Pobres políticos

O Ministro Miguel Macedo e o secretário de Estado José Cesário prescindiram nesta semana do subsídio de alojamento a que legalmente tinham direito.

e abdicaram daquele subsídio (componente significativo nas suas remunerações mensais) por terem casa própria em lisboa, apesar de os seus domicílios fiscais e familiares serem em braga e em viseu, respectivamente. macedo e cesário, não fosse o caso de exercerem funções políticas, não residiriam, de facto, em lisboa.

o ministro aguiar-branco, num gesto de solidariedade para com os seus dois colegas do governo, também renunciou ao respectivo subsídio de alojamento, embora resida no porto e não tenha casa própria na capital ou arredores.

pela lei, o subsídio de alojamento é devido a quem é obrigado a deslocalizar-se da sua área de residência por força das funções que lhe são confiadas. ora, se esse subsídio é gasto na compra de casa própria, na estadia num quarto de hotel, no arrendamento de um apartamento ou de um palacete, ou até numa tenda… quem tem a ver com isso?

se o subsídio de alojamento está previsto na lei e é devido, tem de ser igual para todos – sejam ou não proprietários de uma ou mais casas nos sítios para os quais são obrigados a deslocalizar-se.

se questão, eventualmente, existe, é o próprio subsídio de alojamento. é esse que deve questionar-se. para todos!

o problema é que o subsídio de alojamento, e outras regalias igualmente questionáveis e inerentes a alguns cargos ou funções, só existem porque são formas (esquemas) de compensar os políticos no exercício de funções pelo baixo salário que efectivamente recebem.

porque é uma realidade: por mais politicamente incorrecto que seja ou por mais aviltante que para muitos possa parecer, os titulares de cargos políticos, em termos exclusivamente de vencimento-base, são mal pagos.

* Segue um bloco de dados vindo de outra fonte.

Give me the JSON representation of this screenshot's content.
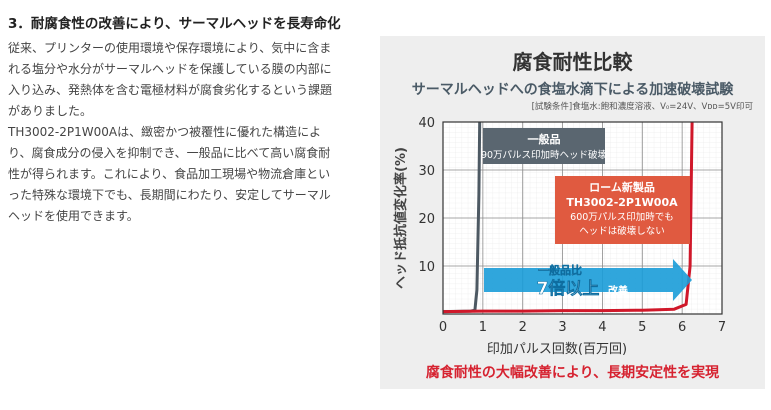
{
  "article": {
    "heading": "3．耐腐食性の改善により、サーマルヘッドを長寿命化",
    "paragraph1_lines": [
      "従来、プリンターの使用環境や保存環境により、気中に含ま",
      "れる塩分や水分がサーマルヘッドを保護している膜の内部に",
      "入り込み、発熱体を含む電極材料が腐食劣化するという課題",
      "がありました。"
    ],
    "paragraph2_lines": [
      "TH3002-2P1W00Aは、緻密かつ被覆性に優れた構造によ",
      "り、腐食成分の侵入を抑制でき、一般品に比べて高い腐食耐",
      "性が得られます。これにより、食品加工現場や物流倉庫とい",
      "った特殊な環境下でも、長期間にわたり、安定してサーマル",
      "ヘッドを使用できます。"
    ]
  },
  "figure": {
    "title": "腐食耐性比較",
    "subtitle": "サーマルヘッドへの食塩水滴下による加速破壊試験",
    "conditions": "[試験条件]食塩水:飽和濃度溶液、V₀=24V、Vᴅᴅ=5V印可",
    "footer": "腐食耐性の大幅改善により、長期安定性を実現"
  },
  "chart_data": {
    "type": "line",
    "xlabel": "印加パルス回数(百万回)",
    "ylabel": "ヘッド抵抗値変化率(%)",
    "xlim": [
      0,
      7
    ],
    "ylim": [
      0,
      40
    ],
    "x_ticks": [
      "0",
      "1",
      "2",
      "3",
      "4",
      "5",
      "6",
      "7"
    ],
    "y_ticks": [
      "10",
      "20",
      "30",
      "40"
    ],
    "grid": true,
    "series": [
      {
        "name": "一般品",
        "color": "#4d5963",
        "x": [
          0,
          0.7,
          0.8,
          0.85,
          0.9,
          0.92
        ],
        "y": [
          0.5,
          0.6,
          0.8,
          5,
          25,
          40
        ]
      },
      {
        "name": "ローム新製品",
        "color": "#d0182a",
        "x": [
          0,
          1,
          2,
          3,
          4,
          5,
          5.8,
          6.1,
          6.2,
          6.25
        ],
        "y": [
          0.5,
          0.6,
          0.6,
          0.7,
          0.7,
          0.8,
          1,
          2,
          10,
          40
        ]
      }
    ],
    "annotations": {
      "general_title": "一般品",
      "general_detail": "90万パルス印加時ヘッド破壊",
      "rohm_title": "ローム新製品",
      "rohm_model": "TH3002-2P1W00A",
      "rohm_detail1": "600万パルス印加時でも",
      "rohm_detail2": "ヘッドは破壊しない",
      "arrow_label_top": "一般品比",
      "arrow_label_main": "7倍以上",
      "arrow_label_suffix": "改善"
    },
    "colors": {
      "general_box": "#5a6670",
      "rohm_box": "#e05a40",
      "arrow": "#1a9cd8",
      "footer": "#d62230"
    }
  }
}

e a falta de coragem política para aumentar os salários dos políticos, ao longo dos tempos, conduziu à invenção dos mais variados subsídios por forma a arranjar outras vias de remuneração ou compensação, quase sempre com a consequente exclusão da respectiva tributação pelo fisco. ou seja, em casos como estes, é o estado que se engana a si próprio e dá o (mau) exemplo.

acresce que aos salários dos titulares dos cargos políticos – nomeadamente os do presidente da república e do primeiro-ministro – estão indexados os salários de muitos outros funcionários públicos e os dos magistrados e, para o futuro, também os dos gestores públicos. e com esse tecto congelado faz anos, não há aumentos para ninguém. e se uns têm, aparte, mais este e aquele subsídio ou mais esta e aquela regalia, a verdade é que, assim, se falseiam todos os pressupostos de equidade e de justiça.

o pior exemplo, aliás, é o das subvenções e reformas dos políticos ou titulares de cargos políticos ou públicos, a acumulação de pensões, a contagem a dobrar para efeitos de reforma ou aposentação do tempo em que se exerce um determinado cargo político e outras benesses que a lei reconhece sem qualquer fundamento moral.

e, como é bem sabido, multiplicam-se os beneficiários aos milhares, país fora, na administração central e na local, nas empresas públicas ou participadas, em institutos ou fundações.

é um regabofe.

o único princípio justo e equitativo, em matéria de subvenções e reformas, é o de cada um receber em razão da sua carreira contributiva e na medida dos descontos que efectivamente realizou.

e é tudo menos justo e equitativo que quem estando no activo possa acumular com o seu vencimento uma reforma ou pensão – ou mais, que não faltam os exemplos.

não faz sentido que quem está no activo receba reforma ou pensão!

quem está ou regressa ao activo deve receber o vencimento a que tem direito e retomar a sua carreira contributiva até voltar à condição de reformado ou pensionista.

será, nalguns casos, injusto. mas o exercício de cargos políticos ou públicos também tem uma vertente de missão que, naturalmente, implica sacrifícios – financeiros também.

a política tem custos e benefícios que estão muito para além do salário-base de cada um. mas estes devem ser condignos, dispensando esquemas que, de uma forma ou de outra, redundam em injustiças ou amoralismos. porque é também por isso que os políticos são os primeiros a terem vergonha de assumir que ganham mal e deviam ser mais bem pagos. e é também por isso que a generalidade da população pensa exactamente o contrário.